Amazon actually has DevOps Engineering departments that build and manage their internal tooling. It’s very interesting that, even with a DevOps department, one of the foremost constructs of DevOps was not followed:
The emphasis is on the performance of the entire system, as opposed to the performance of a specific or single department or individual. Focus is also on all business value streams that are enabled by IT. A key aspect of this approach is ensuring that known defects are never passed along, e.g., from QA to operations. Source: http://itrevolution.com/the-three-ways-principles-underpinning-devops/
What I’m pointing at is that there was nothing built into the tooling to indicate to the user that this action they had performed was going to yield the desired result. It was known that this was a dangerous and presumptive tool but it took nearly 24 hours of downtime to realize the tool needed to be changed.
We are making several changes as a result of this operational event. While removal of capacity is a key operational practice, in this instance, the tool used allowed too much capacity to be removed too quickly.
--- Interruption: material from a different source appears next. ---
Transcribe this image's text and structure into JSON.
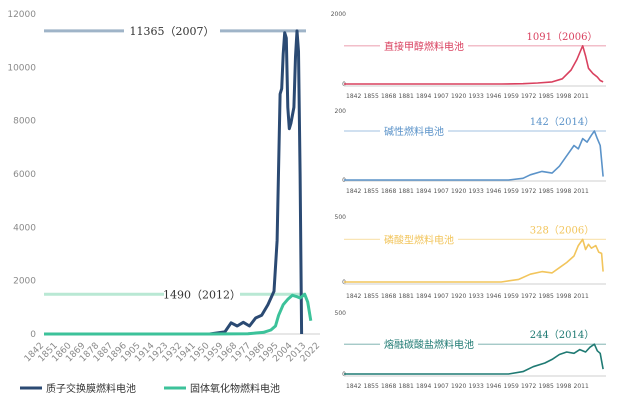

We have modified this tool to remove capacity more slowly and added safeguards to prevent capacity from being removed when it will take any subsystem below its minimum required capacity level. This will prevent an incorrect input from triggering a similar event in the future. We are also auditing our other operational tools to ensure we have similar safety checks. We will also make changes to improve the recovery time of key S3 subsystems Source: https://aws.amazon.com/message/41926/
I think we can all learn a valuable lesson in building internal tooling. Though the tools are built for internal use only, you should never assume the user is any less capable of error.